Bone-thin and a little homely in person, Anthony projects a leading-man handsomeness onscreen. In Big Night he played the shy waiter. In The Substitute, with Tom Berenger, he was oustandingly nasty as a gang leader. He has just signed up to do a movie with "one of America's greatest directors." Details to come.

Anthony is inarguably a born performer. Even his vehement critics are fans of his live shows. The Los Angeles Times has compared his stage presence to Mick Jagger's. He tours backed by a thirteen-piece combo of New York musicians, and he gives them room to play, a rarity in today's Latin music scene where chart-topping acts often appear onstage with a makeshift band and perform the same hit song three times during one set.
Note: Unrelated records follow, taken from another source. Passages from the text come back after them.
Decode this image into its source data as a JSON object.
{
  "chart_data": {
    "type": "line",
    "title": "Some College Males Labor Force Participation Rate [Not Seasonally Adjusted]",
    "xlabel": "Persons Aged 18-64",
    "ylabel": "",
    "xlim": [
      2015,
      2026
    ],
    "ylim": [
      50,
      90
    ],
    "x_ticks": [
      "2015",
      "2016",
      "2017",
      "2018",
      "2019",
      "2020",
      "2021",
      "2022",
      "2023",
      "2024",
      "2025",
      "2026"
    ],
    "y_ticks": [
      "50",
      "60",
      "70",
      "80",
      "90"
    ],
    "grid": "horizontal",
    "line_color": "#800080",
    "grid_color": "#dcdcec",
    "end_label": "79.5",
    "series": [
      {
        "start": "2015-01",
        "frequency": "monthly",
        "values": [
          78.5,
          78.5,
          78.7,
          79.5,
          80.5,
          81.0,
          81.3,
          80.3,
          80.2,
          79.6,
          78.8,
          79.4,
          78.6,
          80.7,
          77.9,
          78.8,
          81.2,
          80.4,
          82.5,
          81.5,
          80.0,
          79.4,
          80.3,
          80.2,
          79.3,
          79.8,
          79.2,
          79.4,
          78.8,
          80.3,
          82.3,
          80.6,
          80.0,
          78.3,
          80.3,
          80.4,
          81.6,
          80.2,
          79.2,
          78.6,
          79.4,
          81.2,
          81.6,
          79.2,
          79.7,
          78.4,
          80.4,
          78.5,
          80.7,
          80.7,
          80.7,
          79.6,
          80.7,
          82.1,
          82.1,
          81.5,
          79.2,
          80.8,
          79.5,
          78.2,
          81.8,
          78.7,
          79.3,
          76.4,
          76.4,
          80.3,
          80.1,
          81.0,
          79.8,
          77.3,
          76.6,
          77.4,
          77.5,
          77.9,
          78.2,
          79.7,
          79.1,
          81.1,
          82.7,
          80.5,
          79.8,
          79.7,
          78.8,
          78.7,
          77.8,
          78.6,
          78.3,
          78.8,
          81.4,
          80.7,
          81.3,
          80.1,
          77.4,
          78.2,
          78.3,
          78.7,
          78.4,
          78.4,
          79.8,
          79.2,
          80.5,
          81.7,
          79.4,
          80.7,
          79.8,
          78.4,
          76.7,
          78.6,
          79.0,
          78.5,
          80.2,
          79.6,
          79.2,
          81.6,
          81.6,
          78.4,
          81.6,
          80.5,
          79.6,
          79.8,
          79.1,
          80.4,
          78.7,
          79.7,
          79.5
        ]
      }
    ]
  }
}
"I've always concentrated on concerts, not on records," he says. "Songs grow when you perform them. Music is like wine -- when you let it breathe, it just gets better. And that's what singing live is all about." One staple of his show: a salsa-ed up version of "I Will Survive."

Anthony is currently on his first tour since the release of Contra la Corriente. On Friday and Saturday he will perform here, where he logically has a lot of fans among the bilingual community (the Saturday show is sold out.) Anthony's girlfriend lives here and he visits frequently enough that he plans to buy an apartment on the Beach. "You can really feel life in the air," Anthony says of our town. "There are all kinds of cultural exchanges going on."
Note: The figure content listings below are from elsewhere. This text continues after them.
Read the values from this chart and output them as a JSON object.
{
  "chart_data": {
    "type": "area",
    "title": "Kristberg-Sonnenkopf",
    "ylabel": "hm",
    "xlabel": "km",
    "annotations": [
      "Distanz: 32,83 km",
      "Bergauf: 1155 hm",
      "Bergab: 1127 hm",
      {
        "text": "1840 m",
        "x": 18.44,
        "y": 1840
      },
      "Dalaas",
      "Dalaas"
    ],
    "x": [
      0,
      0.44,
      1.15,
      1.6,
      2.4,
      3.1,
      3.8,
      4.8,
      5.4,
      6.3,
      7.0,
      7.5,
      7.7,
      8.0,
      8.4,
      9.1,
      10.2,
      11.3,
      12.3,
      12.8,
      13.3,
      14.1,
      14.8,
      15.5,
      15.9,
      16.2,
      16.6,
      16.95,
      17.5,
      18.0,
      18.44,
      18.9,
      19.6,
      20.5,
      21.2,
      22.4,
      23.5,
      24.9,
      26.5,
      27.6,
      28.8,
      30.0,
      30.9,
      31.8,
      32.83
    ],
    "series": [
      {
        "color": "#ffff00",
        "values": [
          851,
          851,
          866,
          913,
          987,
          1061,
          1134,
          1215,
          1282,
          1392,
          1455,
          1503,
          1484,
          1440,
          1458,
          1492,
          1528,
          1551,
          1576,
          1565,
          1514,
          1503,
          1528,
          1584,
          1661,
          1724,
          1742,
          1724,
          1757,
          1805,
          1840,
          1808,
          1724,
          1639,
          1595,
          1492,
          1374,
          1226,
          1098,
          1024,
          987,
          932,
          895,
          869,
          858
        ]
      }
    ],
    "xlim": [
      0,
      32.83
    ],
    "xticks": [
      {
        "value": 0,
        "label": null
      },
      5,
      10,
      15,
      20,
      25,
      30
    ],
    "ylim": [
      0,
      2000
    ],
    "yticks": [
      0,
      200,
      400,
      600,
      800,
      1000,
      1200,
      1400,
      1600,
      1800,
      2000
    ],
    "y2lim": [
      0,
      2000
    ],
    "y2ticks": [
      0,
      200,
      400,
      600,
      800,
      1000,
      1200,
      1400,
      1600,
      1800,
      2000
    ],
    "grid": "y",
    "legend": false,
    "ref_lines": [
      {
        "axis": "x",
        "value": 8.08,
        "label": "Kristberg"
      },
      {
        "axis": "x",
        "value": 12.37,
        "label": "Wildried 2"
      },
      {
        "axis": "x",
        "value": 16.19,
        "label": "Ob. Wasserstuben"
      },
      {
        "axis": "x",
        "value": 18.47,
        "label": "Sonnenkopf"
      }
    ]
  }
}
On a recent trip to Miami, Anthony showed up late one night at Cafe Nostalgia with a posse of friends. At first he sat in the corner, a baseball cap pulled down over his face. Cajoled by the band, he eventually relented, but would only sing backup. He was last spotted at 4:00 a.m., dancing down the middle of Calle Ocho, twirling around and around. The moment captured his fancy-free nature.
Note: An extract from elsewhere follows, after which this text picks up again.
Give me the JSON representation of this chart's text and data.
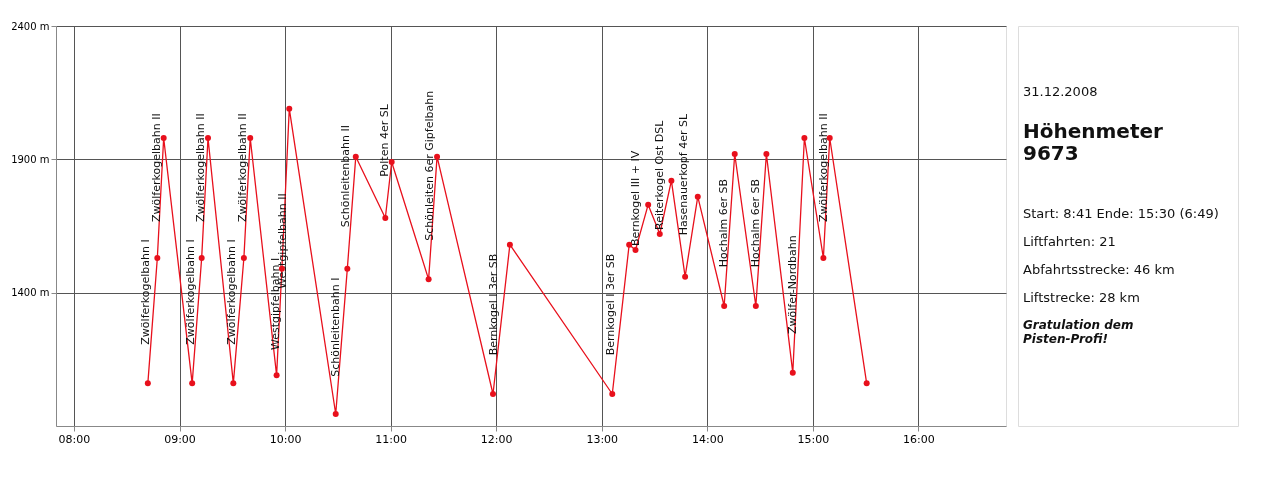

"I'm just unafraid. The trick is not to put yourself in a bind. You can do as much as you want as long as one project isn't enough to make or break you. I haven't put all my eggs in one basket. I think you can walk into any situation and say, 'Look, man, I just want to learn,'" he says with a gusto that suggests he could have another crossover career as a motivational speaker. "What can go wrong?"

Marc Anthony performs Friday, August 21, at 9:00 p.m. and Saturday, August 22 (sold out), at 8:00 p.m. at the Jackie Gleason Theater of the Performing Arts, 1700 Washington Ave, Miami Beach; 305-673-7300. Tickets are $25 to $45.